|M.Sc Student||Melikhan Svetlana|
|Subject||A Molecular Genetic Study of Congenital Lymphedema Using|
Homozygosity Mapping Strategy
|Department||Department of Medicine||Supervisors||Clinical Professor Ruth Gershoni-Baruch|
|Dr. Efrat Dagan|
|Full Thesis text - in Hebrew|
Primary lymphedema results from a dysfunction of the lymphatic system. Primary lymphedema results in chronic tissue swelling, due to impaired lymphatic drainage in the presence of normal capillary filtration. Primary lymphedema is recorded to affect 1.15/100,000 individuals younger than 20 years of age. The edema is mainly restricted to the lower extremities, the genitalia and the face, and may also involve the pleura, the peritoneum and the pericardium. The etiology of the disorder varies, from hereditary or primary to acquired or secondary (e.g. trauma, radiation, surgery, infections). Primary lymphedema comprises around 10% of all lymphedema cases. Familial lymphedema usually segregates as an autosomal dominant trait, with only one case described in line with autosomal recessive transmission. Genetic studies of families with hereditary lymphedema have yielded mutations in three lymphangiogentic genes: FLT4 (VEGFR3), FOXC2, SOX18. Our research sought to map and ultimately hunt the mutation that causes hereditary lymphedema in an extended consanguineous Muslim family consisting of four affected individuals: one female, presenting with isolated edema of the lower extremities, and three males presenting with lymphedema of the lower extremities, lymphocele and mild mental retardation.
After locating a candidate locus using whole genome linkage analysis (Illumina’s 6000 SNP array), on 12 family members, both healthy and affected, Sanger sequencing of the candidate genes was preformed.
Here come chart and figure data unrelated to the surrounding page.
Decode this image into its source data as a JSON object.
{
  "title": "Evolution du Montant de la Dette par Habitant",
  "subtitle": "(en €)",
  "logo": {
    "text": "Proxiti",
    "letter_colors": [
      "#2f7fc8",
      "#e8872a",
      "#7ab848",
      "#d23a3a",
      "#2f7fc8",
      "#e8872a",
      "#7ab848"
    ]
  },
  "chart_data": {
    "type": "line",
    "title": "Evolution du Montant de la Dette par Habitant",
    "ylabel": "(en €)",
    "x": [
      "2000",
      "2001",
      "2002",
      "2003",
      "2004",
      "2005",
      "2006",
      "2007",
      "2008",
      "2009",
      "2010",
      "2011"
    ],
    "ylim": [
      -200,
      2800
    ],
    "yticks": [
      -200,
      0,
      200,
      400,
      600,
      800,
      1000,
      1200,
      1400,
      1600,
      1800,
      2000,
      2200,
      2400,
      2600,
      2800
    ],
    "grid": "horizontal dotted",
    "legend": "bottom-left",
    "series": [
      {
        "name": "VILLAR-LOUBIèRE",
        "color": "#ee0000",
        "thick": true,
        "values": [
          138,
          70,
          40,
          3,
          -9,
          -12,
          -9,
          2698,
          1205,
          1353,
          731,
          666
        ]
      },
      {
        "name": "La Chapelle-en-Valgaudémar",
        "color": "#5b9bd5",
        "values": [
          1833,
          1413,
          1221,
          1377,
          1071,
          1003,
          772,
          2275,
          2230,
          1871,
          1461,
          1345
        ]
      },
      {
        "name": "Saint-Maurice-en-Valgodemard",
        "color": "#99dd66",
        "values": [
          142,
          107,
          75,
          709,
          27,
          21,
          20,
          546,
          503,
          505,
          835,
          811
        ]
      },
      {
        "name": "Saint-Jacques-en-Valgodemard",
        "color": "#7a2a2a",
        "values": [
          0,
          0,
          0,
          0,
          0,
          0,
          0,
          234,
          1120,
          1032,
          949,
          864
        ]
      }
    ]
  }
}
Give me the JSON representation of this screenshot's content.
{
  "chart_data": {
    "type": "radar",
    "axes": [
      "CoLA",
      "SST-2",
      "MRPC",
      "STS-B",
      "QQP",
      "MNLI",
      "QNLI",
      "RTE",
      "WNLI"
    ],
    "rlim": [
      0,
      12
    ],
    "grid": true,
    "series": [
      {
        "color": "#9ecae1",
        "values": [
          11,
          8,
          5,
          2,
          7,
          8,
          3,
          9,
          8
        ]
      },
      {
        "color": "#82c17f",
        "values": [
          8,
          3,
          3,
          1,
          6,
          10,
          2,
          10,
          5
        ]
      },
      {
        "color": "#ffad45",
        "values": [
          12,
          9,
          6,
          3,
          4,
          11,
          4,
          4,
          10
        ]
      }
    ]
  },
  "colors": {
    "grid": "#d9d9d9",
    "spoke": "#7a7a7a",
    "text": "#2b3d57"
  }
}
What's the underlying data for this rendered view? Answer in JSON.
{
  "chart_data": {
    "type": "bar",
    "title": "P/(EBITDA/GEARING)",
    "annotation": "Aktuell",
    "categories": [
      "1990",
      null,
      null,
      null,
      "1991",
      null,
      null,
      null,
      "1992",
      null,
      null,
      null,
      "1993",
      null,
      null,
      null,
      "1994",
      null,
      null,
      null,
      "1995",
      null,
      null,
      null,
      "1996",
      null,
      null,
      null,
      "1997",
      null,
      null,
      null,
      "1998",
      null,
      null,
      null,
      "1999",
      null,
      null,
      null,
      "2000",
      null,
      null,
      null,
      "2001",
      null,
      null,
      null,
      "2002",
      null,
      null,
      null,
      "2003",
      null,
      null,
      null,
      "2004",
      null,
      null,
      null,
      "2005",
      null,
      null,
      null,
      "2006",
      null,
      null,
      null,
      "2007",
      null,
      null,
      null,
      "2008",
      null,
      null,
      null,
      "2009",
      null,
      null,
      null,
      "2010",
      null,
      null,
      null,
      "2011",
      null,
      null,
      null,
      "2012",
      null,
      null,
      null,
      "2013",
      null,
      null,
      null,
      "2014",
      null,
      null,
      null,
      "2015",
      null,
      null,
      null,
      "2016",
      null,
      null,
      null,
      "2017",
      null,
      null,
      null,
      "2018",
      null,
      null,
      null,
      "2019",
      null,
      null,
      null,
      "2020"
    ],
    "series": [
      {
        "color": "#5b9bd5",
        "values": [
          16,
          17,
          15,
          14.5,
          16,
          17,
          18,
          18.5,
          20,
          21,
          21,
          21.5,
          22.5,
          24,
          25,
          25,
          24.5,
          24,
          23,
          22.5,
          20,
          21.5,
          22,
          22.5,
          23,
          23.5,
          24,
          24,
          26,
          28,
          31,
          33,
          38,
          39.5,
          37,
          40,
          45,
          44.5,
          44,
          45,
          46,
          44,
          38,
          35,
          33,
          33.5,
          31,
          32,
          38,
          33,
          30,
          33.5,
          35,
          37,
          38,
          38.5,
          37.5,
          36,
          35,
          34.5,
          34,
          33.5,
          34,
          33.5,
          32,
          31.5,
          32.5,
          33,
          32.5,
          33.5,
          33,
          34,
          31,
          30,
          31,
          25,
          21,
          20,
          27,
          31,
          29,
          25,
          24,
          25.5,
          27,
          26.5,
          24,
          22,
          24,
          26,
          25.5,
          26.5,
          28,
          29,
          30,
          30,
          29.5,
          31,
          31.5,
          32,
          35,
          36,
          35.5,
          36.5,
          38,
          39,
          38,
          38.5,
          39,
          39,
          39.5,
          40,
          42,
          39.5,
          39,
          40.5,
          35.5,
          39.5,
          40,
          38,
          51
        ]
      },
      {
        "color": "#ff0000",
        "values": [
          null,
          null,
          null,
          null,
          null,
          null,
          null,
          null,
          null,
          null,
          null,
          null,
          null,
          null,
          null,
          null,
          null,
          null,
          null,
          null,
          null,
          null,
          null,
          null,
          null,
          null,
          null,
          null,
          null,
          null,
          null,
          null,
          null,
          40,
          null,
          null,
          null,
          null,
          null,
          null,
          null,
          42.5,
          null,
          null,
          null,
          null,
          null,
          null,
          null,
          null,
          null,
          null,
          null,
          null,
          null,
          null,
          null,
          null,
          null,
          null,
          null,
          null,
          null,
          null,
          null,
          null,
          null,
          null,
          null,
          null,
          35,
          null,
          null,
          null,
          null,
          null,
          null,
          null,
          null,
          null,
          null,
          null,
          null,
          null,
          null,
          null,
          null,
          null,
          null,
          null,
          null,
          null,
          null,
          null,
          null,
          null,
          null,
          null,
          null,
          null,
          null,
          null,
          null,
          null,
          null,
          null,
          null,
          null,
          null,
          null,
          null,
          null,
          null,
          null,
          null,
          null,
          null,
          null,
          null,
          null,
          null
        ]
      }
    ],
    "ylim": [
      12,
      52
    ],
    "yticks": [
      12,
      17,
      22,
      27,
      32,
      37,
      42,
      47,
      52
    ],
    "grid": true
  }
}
A candidate locus of 2.3 Mb located on chromosome 5q35.3 was identified, showing homozygosity in the affected individuals. This locus has been previously linked to congenital lymphedema. Using SUPERLINK online, linkage analysis generated a two-point LOD score of 3.18. Several mutations in the candidate gene, FLT4, previously described in Muslim-Israeli families, were discarded as culprit using sequence analysis. While sequencing FLT4, a missense mutation, p.Ser1235Cys, in exon 28 has been discovered. The c.3704C>G, p.Ser1235Cys variant is not recorded in the common databases (dbSNP, 1000Genomes, Exome Variant Server). Evolutionary conservation analysis by UniProt shows that the amino acid serine in position 1235 of the protein is highly conserved in different species. Moreover, both PolyPhen-2 and MutationTaster predicted this variant to be damaging. Unlike other mutations previously described, this mutation is located outside the tyrosine-kinase domains, and has perfect segregation within the family. A population screen for the mutation was performed, with no carriers found in 100 Muslim Israeli-Arabs. Furthermore, a whole-exome analysis of an affected individual revealed no other mutations in lymphedema-related genes.